Speech Source Separation (SSS) or Audio Source Separation (ASS) can be seen as a specialized version of source separation. I mention these expressions under which one can find additional works. One acceptation of the "Cocktail Party Problem" is the task of hearing/recovering one specific sound of interest in a complex environment (one-source versus all), while your objective seems more ambitious: unmixing all sources (another common term). The 2015 paper The cocktail-party problem revisited: early processing and selection of multi-talker speech reviews speech-related and perception issues.
The possibility of their identification depends a lot on the quality and quantity of observations, and the formation model of the observed signals. If the model is linear and instantaneous, this is already complicated. Single channel source separation is a specific topic of interest. In non-linear environments, when the number of sources is greater than the observations, when convolutive effects or echoes happen, when noise is difficult to tackle, blind source separation techniques are unlikely to succeed without additional priors and ancillary information/models.

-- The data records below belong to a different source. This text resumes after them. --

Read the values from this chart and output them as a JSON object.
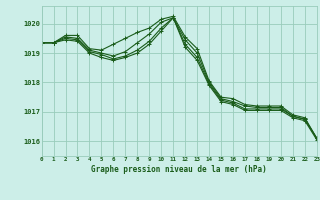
{
  "bg_color": "#cceee8",
  "grid_color": "#99ccbb",
  "line_color": "#1a5c1a",
  "title": "Graphe pression niveau de la mer (hPa)",
  "title_color": "#1a5c1a",
  "xlim": [
    0,
    23
  ],
  "ylim": [
    1015.5,
    1020.6
  ],
  "yticks": [
    1016,
    1017,
    1018,
    1019,
    1020
  ],
  "xticks": [
    0,
    1,
    2,
    3,
    4,
    5,
    6,
    7,
    8,
    9,
    10,
    11,
    12,
    13,
    14,
    15,
    16,
    17,
    18,
    19,
    20,
    21,
    22,
    23
  ],
  "series": [
    [
      1019.35,
      1019.35,
      1019.6,
      1019.6,
      1019.15,
      1019.1,
      1019.3,
      1019.5,
      1019.7,
      1019.85,
      1020.15,
      1020.25,
      1019.55,
      1019.15,
      1018.05,
      1017.5,
      1017.45,
      1017.25,
      1017.2,
      1017.2,
      1017.2,
      1016.9,
      1016.8,
      1016.1
    ],
    [
      1019.35,
      1019.35,
      1019.55,
      1019.5,
      1019.1,
      1019.0,
      1018.9,
      1019.05,
      1019.35,
      1019.65,
      1020.05,
      1020.2,
      1019.45,
      1019.0,
      1018.0,
      1017.45,
      1017.35,
      1017.2,
      1017.15,
      1017.15,
      1017.15,
      1016.85,
      1016.75,
      1016.1
    ],
    [
      1019.35,
      1019.35,
      1019.5,
      1019.45,
      1019.05,
      1018.95,
      1018.8,
      1018.9,
      1019.1,
      1019.4,
      1019.85,
      1020.2,
      1019.3,
      1018.85,
      1017.95,
      1017.4,
      1017.3,
      1017.1,
      1017.1,
      1017.1,
      1017.1,
      1016.85,
      1016.75,
      1016.1
    ],
    [
      1019.35,
      1019.35,
      1019.45,
      1019.4,
      1019.0,
      1018.85,
      1018.75,
      1018.85,
      1019.0,
      1019.3,
      1019.75,
      1020.2,
      1019.2,
      1018.75,
      1017.9,
      1017.35,
      1017.25,
      1017.05,
      1017.05,
      1017.05,
      1017.05,
      1016.8,
      1016.7,
      1016.05
    ]
  ]
}
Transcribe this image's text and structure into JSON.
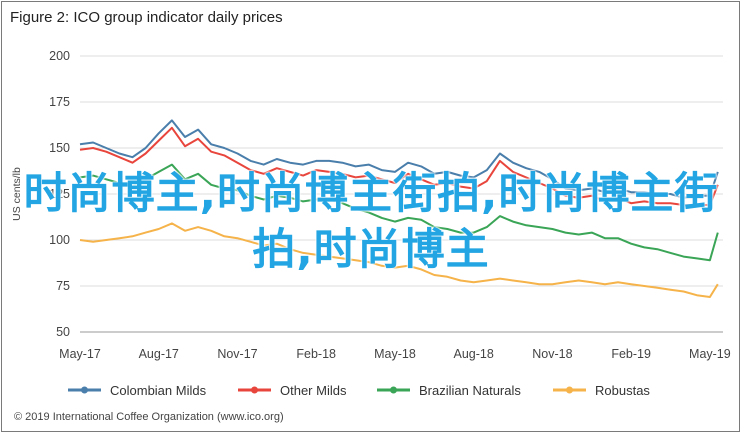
{
  "title": "Figure 2: ICO group indicator daily prices",
  "credit": "© 2019 International Coffee Organization (www.ico.org)",
  "watermark_text": "时尚博主,时尚博主街拍,时尚博主街拍,时尚博主",
  "colors": {
    "colombian": "#4a7eab",
    "other": "#e8453c",
    "brazilian": "#3aa556",
    "robustas": "#f5b34a",
    "grid": "#dcdcdc"
  },
  "chart_data": {
    "type": "line",
    "title": "Figure 2: ICO group indicator daily prices",
    "xlabel": "",
    "ylabel": "US cents/lb",
    "ylim": [
      50,
      200
    ],
    "yticks": [
      50,
      75,
      100,
      125,
      150,
      175,
      200
    ],
    "x_tick_labels": [
      "May-17",
      "Aug-17",
      "Nov-17",
      "Feb-18",
      "May-18",
      "Aug-18",
      "Nov-18",
      "Feb-19",
      "May-19"
    ],
    "xlim": [
      0,
      24.5
    ],
    "grid": true,
    "legend": "bottom",
    "series": [
      {
        "name": "Colombian Milds",
        "x": [
          0,
          0.5,
          1,
          1.5,
          2,
          2.5,
          3,
          3.5,
          4,
          4.5,
          5,
          5.5,
          6,
          6.5,
          7,
          7.5,
          8,
          8.5,
          9,
          9.5,
          10,
          10.5,
          11,
          11.5,
          12,
          12.5,
          13,
          13.5,
          14,
          14.5,
          15,
          15.5,
          16,
          16.5,
          17,
          17.5,
          18,
          18.5,
          19,
          19.5,
          20,
          20.5,
          21,
          21.5,
          22,
          22.5,
          23,
          23.5,
          24,
          24.3
        ],
        "values": [
          152,
          153,
          150,
          147,
          145,
          150,
          158,
          165,
          156,
          160,
          152,
          150,
          147,
          143,
          141,
          144,
          142,
          141,
          143,
          143,
          142,
          140,
          141,
          138,
          137,
          142,
          140,
          136,
          137,
          135,
          134,
          138,
          147,
          142,
          139,
          137,
          133,
          128,
          127,
          128,
          126,
          128,
          126,
          126,
          125,
          125,
          123,
          124,
          124,
          137
        ]
      },
      {
        "name": "Other Milds",
        "x": [
          0,
          0.5,
          1,
          1.5,
          2,
          2.5,
          3,
          3.5,
          4,
          4.5,
          5,
          5.5,
          6,
          6.5,
          7,
          7.5,
          8,
          8.5,
          9,
          9.5,
          10,
          10.5,
          11,
          11.5,
          12,
          12.5,
          13,
          13.5,
          14,
          14.5,
          15,
          15.5,
          16,
          16.5,
          17,
          17.5,
          18,
          18.5,
          19,
          19.5,
          20,
          20.5,
          21,
          21.5,
          22,
          22.5,
          23,
          23.5,
          24,
          24.3
        ],
        "values": [
          149,
          150,
          148,
          145,
          142,
          147,
          154,
          161,
          151,
          155,
          148,
          146,
          142,
          138,
          136,
          139,
          137,
          135,
          138,
          137,
          136,
          134,
          135,
          133,
          131,
          136,
          133,
          130,
          131,
          129,
          128,
          132,
          143,
          137,
          134,
          131,
          128,
          124,
          123,
          124,
          121,
          123,
          120,
          121,
          120,
          120,
          119,
          119,
          119,
          130
        ]
      },
      {
        "name": "Brazilian Naturals",
        "x": [
          0,
          0.5,
          1,
          1.5,
          2,
          2.5,
          3,
          3.5,
          4,
          4.5,
          5,
          5.5,
          6,
          6.5,
          7,
          7.5,
          8,
          8.5,
          9,
          9.5,
          10,
          10.5,
          11,
          11.5,
          12,
          12.5,
          13,
          13.5,
          14,
          14.5,
          15,
          15.5,
          16,
          16.5,
          17,
          17.5,
          18,
          18.5,
          19,
          19.5,
          20,
          20.5,
          21,
          21.5,
          22,
          22.5,
          23,
          23.5,
          24,
          24.3
        ],
        "values": [
          134,
          135,
          133,
          131,
          129,
          133,
          137,
          141,
          133,
          136,
          130,
          128,
          127,
          124,
          122,
          124,
          123,
          121,
          122,
          122,
          120,
          117,
          115,
          112,
          110,
          112,
          111,
          107,
          106,
          104,
          104,
          107,
          113,
          110,
          108,
          107,
          106,
          104,
          103,
          104,
          101,
          101,
          98,
          96,
          95,
          93,
          91,
          90,
          89,
          104
        ]
      },
      {
        "name": "Robustas",
        "x": [
          0,
          0.5,
          1,
          1.5,
          2,
          2.5,
          3,
          3.5,
          4,
          4.5,
          5,
          5.5,
          6,
          6.5,
          7,
          7.5,
          8,
          8.5,
          9,
          9.5,
          10,
          10.5,
          11,
          11.5,
          12,
          12.5,
          13,
          13.5,
          14,
          14.5,
          15,
          15.5,
          16,
          16.5,
          17,
          17.5,
          18,
          18.5,
          19,
          19.5,
          20,
          20.5,
          21,
          21.5,
          22,
          22.5,
          23,
          23.5,
          24,
          24.3
        ],
        "values": [
          100,
          99,
          100,
          101,
          102,
          104,
          106,
          109,
          105,
          107,
          105,
          102,
          101,
          99,
          97,
          98,
          95,
          93,
          92,
          91,
          90,
          89,
          88,
          86,
          85,
          86,
          84,
          81,
          80,
          78,
          77,
          78,
          79,
          78,
          77,
          76,
          76,
          77,
          78,
          77,
          76,
          77,
          76,
          75,
          74,
          73,
          72,
          70,
          69,
          76
        ]
      }
    ]
  }
}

Humans use their binaural features a lot in this context. Therefore, using spatial information from similar sensors is useful, but this can be insufficient. Indeed, there is a whole domain of Audio-Visual Speech Source Separation because:
The separation of speech signals measured at multiple microphones in
noisy and reverberant environments using only the audio modality has
limitations because there is generally insufficient information to
discriminate fully the different sound sources. Humans mitigate this
problem by exploiting the visual modality which is insensitive to
background noise and can provide contextual information about the
audio scene.
Combining audio and visual sensors is an instance of increasing the diversity in the sources: the more the sources can avoid to overlap in the recorded domain, the highest the chance of separation. PCA is very limited to that respect because it is too-strongly-tied to correlation and orthogonality. It is linear, nonparametric and cannot (easily) incorporate prior knowledge. It can estimate decorrelated components, up to a rotation. In other words, suppose that we two are talking. A PCA could detect the following two sources: 1) your voice minus mine 2) your voice added to mine, not what you'd expect.
However, as a whitening or compression method, PCA can be used as a preprocessing to other methods like Independent Component Analysis (ICA), see for instance A. Hyvarinen, J. arhunen, E. Oja, Independent Component Analysis, 2001.

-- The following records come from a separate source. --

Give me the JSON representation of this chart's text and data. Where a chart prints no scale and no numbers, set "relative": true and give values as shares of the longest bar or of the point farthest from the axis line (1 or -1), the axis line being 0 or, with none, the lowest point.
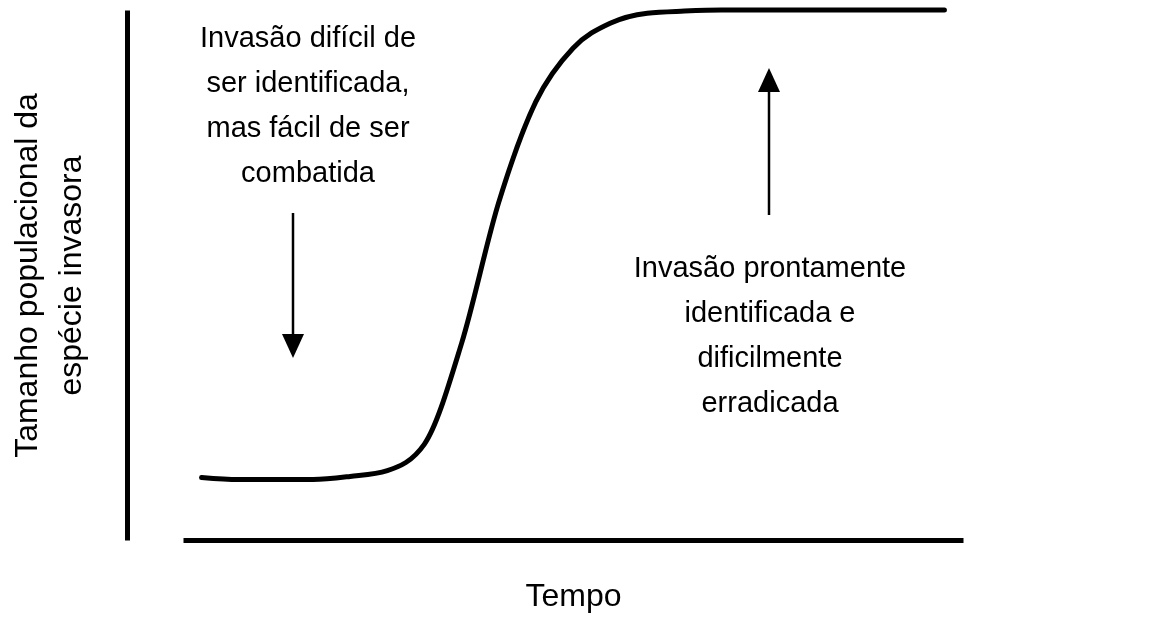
{
  "chart_data": {
    "type": "line",
    "relative": true,
    "xlabel": "Tempo",
    "ylabel": "Tamanho populacional da\nespécie invasora",
    "categories": [
      null,
      null,
      null,
      null,
      null,
      null,
      null,
      null,
      null,
      null,
      null,
      null,
      null,
      null,
      null,
      null,
      null,
      null,
      null,
      null,
      null
    ],
    "series": [
      {
        "color": "#000000",
        "values": [
          0.118,
          0.114,
          0.114,
          0.114,
          0.12,
          0.131,
          0.181,
          0.371,
          0.637,
          0.827,
          0.928,
          0.975,
          0.994,
          0.998,
          1,
          1,
          1,
          1,
          1,
          1,
          1
        ]
      }
    ],
    "annotations": [
      "Invasão difícil de\nser identificada,\nmas fácil de ser\ncombatida",
      "Invasão prontamente\nidentificada e\ndificilmente\nerradicada"
    ]
  }
}
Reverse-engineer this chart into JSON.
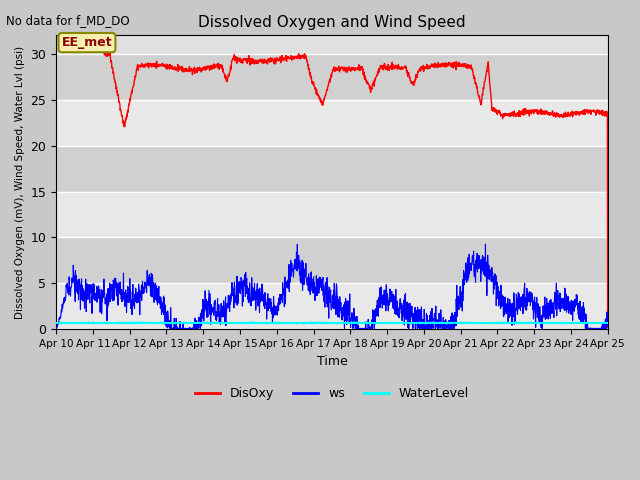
{
  "title": "Dissolved Oxygen and Wind Speed",
  "top_left_text": "No data for f_MD_DO",
  "ylabel": "Dissolved Oxygen (mV), Wind Speed, Water Lvl (psi)",
  "xlabel": "Time",
  "ylim": [
    0,
    32
  ],
  "xlim": [
    0,
    15
  ],
  "x_tick_labels": [
    "Apr 10",
    "Apr 11",
    "Apr 12",
    "Apr 13",
    "Apr 14",
    "Apr 15",
    "Apr 16",
    "Apr 17",
    "Apr 18",
    "Apr 19",
    "Apr 20",
    "Apr 21",
    "Apr 22",
    "Apr 23",
    "Apr 24",
    "Apr 25"
  ],
  "yticks": [
    0,
    5,
    10,
    15,
    20,
    25,
    30
  ],
  "fig_bg_color": "#c8c8c8",
  "plot_bg_color": "#e0e0e0",
  "station_label": "EE_met",
  "disoxy_color": "red",
  "ws_color": "blue",
  "water_color": "cyan",
  "band1_color": "#d0d0d0",
  "band2_color": "#e8e8e8"
}
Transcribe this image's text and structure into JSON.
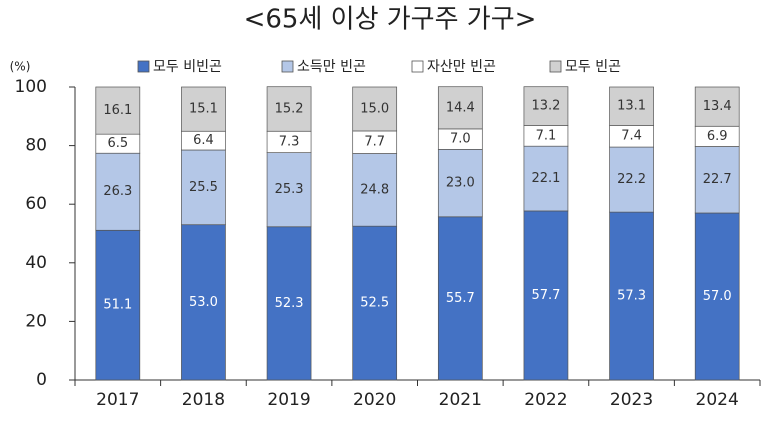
{
  "chart_data": {
    "type": "stacked_bar",
    "title": "<65세 이상 가구주 가구>",
    "y_label": "(%)",
    "categories": [
      "2017",
      "2018",
      "2019",
      "2020",
      "2021",
      "2022",
      "2023",
      "2024"
    ],
    "series": [
      {
        "name": "모두 비빈곤",
        "color": "#4472c4",
        "values": [
          51.1,
          53.0,
          52.3,
          52.5,
          55.7,
          57.7,
          57.3,
          57.0
        ],
        "value_labels": [
          "51.1",
          "53.0",
          "52.3",
          "52.5",
          "55.7",
          "57.7",
          "57.3",
          "57.0"
        ]
      },
      {
        "name": "소득만 빈곤",
        "color": "#b4c7e7",
        "values": [
          26.3,
          25.5,
          25.3,
          24.8,
          23.0,
          22.1,
          22.2,
          22.7
        ],
        "value_labels": [
          "26.3",
          "25.5",
          "25.3",
          "24.8",
          "23.0",
          "22.1",
          "22.2",
          "22.7"
        ]
      },
      {
        "name": "자산만 빈곤",
        "color": "#ffffff",
        "values": [
          6.5,
          6.4,
          7.3,
          7.7,
          7.0,
          7.1,
          7.4,
          6.9
        ],
        "value_labels": [
          "6.5",
          "6.4",
          "7.3",
          "7.7",
          "7.0",
          "7.1",
          "7.4",
          "6.9"
        ]
      },
      {
        "name": "모두 빈곤",
        "color": "#d0d0d0",
        "values": [
          16.1,
          15.1,
          15.2,
          15.0,
          14.4,
          13.2,
          13.1,
          13.4
        ],
        "value_labels": [
          "16.1",
          "15.1",
          "15.2",
          "15.0",
          "14.4",
          "13.2",
          "13.1",
          "13.4"
        ]
      }
    ],
    "ylim": [
      0,
      100
    ],
    "yticks": [
      0,
      20,
      40,
      60,
      80,
      100
    ],
    "grid": false
  }
}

Additional speech features, like sparsity in a time-frequency domain (see Sparse Representations for the Cocktail Party Problem, 2006), more informed (less-blind) source separation (see From blind to guided audio source separation: How models and side information can improve the separation of sound) can help.
Finally, the link Deep Learning Machine Solves the Cocktail Party Problem may provide some pointers to the use of machine learning and artificial intelligence.